For the past couple of years Charles Dagnell (Daggers) has been the voice of women's cricket on TMS. He is a keen follower of the women's game at the highest level and it shows in his informed commentary. This year, as Daggers moves up the TMS echelons to men's cricket, others are being given the chance to show what they can do. Perhaps the brightest prospect is Dan Norcross - described to me as the "Aggers soundalike" (a reference to Jonathan Agnew of course). It is true that he does have the clipped English private school accent (he was educated at Dulwich College in London), but his delivery is much more quick fire than Aggers and perhaps slightly more irreverent.

At the Test Match in Wormsley Dan was making his TMS debut. I asked him how it felt. "I'm stoked. I am on Test Match Special. I've got a Test Match special cap. I'm in. I opened the programme, with the sound of Soul Limbo going, and it's my voice, and I'm kind of welling up. I feel like kissing the accreditation badge". He looks like a kid in a sweetshop throughout the whole four days.

So how did he go from being a project manager in IT, and a self-confessed very unsuccessful scriptwriter, to a cricket commentator on TMS? Well the answer lies on the sofa - Test Match Sofa that is, the alternative cricket commentary, which Dan started with a mate in his front room in 2008. "I had been obsessed with cricket since I was seven. Saw my first Test in 1976. I've talked and thought about nothing else. I had brothers in the States and they couldn't hear Test Match Special in the States. I had a kind of crazy idea that there were enough people who couldn't get access to radio commentary that it was worthwhile setting up a service for them". So that is what he did - internet-based Test Match Sofa was born. Little did he realise what ructions it would cause with the powers that be, including with the real TMS. "I never even thought of the three letter acronym. We referred to ourselves as the 'the Sofa'", he explains. The ECB weren't happy either. Here was an unlicensed broadcaster treading on their toes and paying nothing for the privilege.
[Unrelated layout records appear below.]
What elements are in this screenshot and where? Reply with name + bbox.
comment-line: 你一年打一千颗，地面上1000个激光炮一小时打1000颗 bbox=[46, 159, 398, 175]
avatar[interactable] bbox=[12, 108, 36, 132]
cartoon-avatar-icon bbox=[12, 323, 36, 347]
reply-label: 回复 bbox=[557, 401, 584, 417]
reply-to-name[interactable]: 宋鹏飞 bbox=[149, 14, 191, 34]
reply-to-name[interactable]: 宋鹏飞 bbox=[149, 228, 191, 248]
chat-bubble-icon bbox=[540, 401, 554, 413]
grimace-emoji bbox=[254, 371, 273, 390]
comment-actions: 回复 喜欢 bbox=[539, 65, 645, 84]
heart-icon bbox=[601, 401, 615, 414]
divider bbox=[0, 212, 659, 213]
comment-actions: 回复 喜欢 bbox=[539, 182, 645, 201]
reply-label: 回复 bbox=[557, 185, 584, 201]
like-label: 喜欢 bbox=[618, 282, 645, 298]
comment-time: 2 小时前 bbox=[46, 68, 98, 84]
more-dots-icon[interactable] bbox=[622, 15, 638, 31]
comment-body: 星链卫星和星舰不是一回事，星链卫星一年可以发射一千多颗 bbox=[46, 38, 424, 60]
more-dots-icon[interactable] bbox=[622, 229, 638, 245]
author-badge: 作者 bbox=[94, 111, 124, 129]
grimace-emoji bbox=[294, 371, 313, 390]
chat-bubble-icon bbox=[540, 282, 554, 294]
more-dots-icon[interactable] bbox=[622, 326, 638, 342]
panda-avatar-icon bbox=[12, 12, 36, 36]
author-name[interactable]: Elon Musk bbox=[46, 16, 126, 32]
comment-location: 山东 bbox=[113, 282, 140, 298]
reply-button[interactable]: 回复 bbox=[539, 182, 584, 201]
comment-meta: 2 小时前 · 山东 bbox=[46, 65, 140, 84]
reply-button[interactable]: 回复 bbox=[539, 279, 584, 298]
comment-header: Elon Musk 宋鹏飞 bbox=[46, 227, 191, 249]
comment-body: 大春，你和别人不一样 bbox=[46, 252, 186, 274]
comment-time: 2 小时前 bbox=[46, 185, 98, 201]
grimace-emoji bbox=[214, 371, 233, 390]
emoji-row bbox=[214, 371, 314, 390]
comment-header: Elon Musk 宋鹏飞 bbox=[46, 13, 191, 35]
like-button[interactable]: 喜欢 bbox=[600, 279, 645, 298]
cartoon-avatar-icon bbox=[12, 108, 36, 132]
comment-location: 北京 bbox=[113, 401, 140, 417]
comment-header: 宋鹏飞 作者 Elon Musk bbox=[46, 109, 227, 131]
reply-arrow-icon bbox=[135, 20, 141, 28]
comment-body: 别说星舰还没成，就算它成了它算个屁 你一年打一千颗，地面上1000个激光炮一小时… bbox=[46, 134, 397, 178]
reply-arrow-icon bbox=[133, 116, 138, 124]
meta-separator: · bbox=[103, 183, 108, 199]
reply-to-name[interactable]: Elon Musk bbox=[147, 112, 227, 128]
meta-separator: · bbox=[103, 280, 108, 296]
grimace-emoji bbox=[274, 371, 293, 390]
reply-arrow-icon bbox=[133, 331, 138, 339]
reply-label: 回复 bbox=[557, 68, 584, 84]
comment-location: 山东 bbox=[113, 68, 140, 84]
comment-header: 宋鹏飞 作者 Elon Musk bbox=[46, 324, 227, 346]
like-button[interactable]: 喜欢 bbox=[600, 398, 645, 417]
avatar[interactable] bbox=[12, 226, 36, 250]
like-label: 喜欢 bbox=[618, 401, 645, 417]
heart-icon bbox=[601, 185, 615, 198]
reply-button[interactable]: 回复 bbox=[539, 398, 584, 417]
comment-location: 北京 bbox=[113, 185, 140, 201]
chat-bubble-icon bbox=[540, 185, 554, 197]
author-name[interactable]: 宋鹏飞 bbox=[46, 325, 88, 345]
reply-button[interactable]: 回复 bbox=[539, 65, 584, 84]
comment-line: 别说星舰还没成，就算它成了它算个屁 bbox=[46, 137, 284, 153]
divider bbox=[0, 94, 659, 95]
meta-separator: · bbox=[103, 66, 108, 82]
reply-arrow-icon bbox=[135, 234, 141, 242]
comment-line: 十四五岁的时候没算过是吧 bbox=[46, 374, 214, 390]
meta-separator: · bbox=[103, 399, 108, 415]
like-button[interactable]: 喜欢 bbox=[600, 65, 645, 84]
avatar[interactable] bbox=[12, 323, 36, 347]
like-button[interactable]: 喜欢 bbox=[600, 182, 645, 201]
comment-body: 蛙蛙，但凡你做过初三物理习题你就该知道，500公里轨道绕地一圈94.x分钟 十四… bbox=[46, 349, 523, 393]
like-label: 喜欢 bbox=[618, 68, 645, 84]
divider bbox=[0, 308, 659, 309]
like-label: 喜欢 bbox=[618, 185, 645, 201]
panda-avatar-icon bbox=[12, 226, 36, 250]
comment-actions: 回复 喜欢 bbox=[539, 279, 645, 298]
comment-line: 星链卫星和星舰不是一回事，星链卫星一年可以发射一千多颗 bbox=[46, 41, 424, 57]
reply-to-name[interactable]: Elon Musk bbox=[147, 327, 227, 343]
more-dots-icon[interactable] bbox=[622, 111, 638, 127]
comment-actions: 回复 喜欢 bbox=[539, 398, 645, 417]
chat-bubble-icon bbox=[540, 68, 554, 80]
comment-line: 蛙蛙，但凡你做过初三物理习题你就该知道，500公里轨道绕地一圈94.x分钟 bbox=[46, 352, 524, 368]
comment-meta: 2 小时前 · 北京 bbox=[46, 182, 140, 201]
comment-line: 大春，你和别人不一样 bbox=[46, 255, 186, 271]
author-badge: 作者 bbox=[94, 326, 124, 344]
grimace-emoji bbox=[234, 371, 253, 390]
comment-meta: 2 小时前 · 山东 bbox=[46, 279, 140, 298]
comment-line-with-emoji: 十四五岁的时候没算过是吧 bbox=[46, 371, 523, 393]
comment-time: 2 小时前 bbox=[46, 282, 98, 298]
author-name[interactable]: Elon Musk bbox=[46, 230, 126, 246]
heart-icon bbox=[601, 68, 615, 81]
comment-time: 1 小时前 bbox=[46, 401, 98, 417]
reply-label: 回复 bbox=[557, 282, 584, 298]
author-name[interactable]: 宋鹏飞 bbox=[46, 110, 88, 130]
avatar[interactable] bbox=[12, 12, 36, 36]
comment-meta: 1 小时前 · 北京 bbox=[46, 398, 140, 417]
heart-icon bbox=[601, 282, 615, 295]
The Sofa gained a kind of cult status and developed a loyal following of several thousand, but by 2012 money was beginning to run out and the Cricketer magazine bought Test Match Sofa. Dan stayed on until the beginning of 2014, when he decided that the Sofa was perhaps doing more harm than good to cricket. "The purpose had been to provide entertainment and to reach out to a wider audience, because I passionately believe that cricket needs a wider audience. I didn't want in any way to harm English cricket". Shortly after he left, Test Match Sofa came off the air.

After five years as an "amateur" cricket commentator Dan decided to contact Adam Mountford, the producer of TMS, to see if he could turn his passion into a living. Having heard him on the Sofa Mountford agreed to try him out on a couple of county games and see how it went from there. A couple became a few, and then a few more. Mountford explains "Dan Norcross is someone who, through his time with Test Match Sofa has commentated on hours and hours and hours of cricket, and I have always thought he was a very talented broadcaster. What I wanted to hear from him this year was to hear him at grounds". Having heard him around the country commentating on county games Mountford felt he had the ability to step up to international cricket - hence his first gig at Wormsley.

And he made a good job of it too. He had watched the girls on television and done his research, although eight Test debutants and no names or numbers for the Indians was quite a challenge. He really does sound as though he is enjoying the game, and wants to share it with all his mates (the listeners). Off-mike he is just as affable, always wanting to chat to anyone... about cricket of course. As he says himself, it is early days, but he has made a solid start. The bat is coming down nice and straight and there have been one or two nice clips to the boundary. The question is can he go on from here?

I suppose as a commentator I ought to let Dan have the last word (for now). "Its been mental frankly. I've just absolutely loved it. From being just a really enthusiastic observer and obsessive to suddenly finding that I am rubbing shoulders with the likes of Mike Gatting. You pinch yourself. It's bizarre".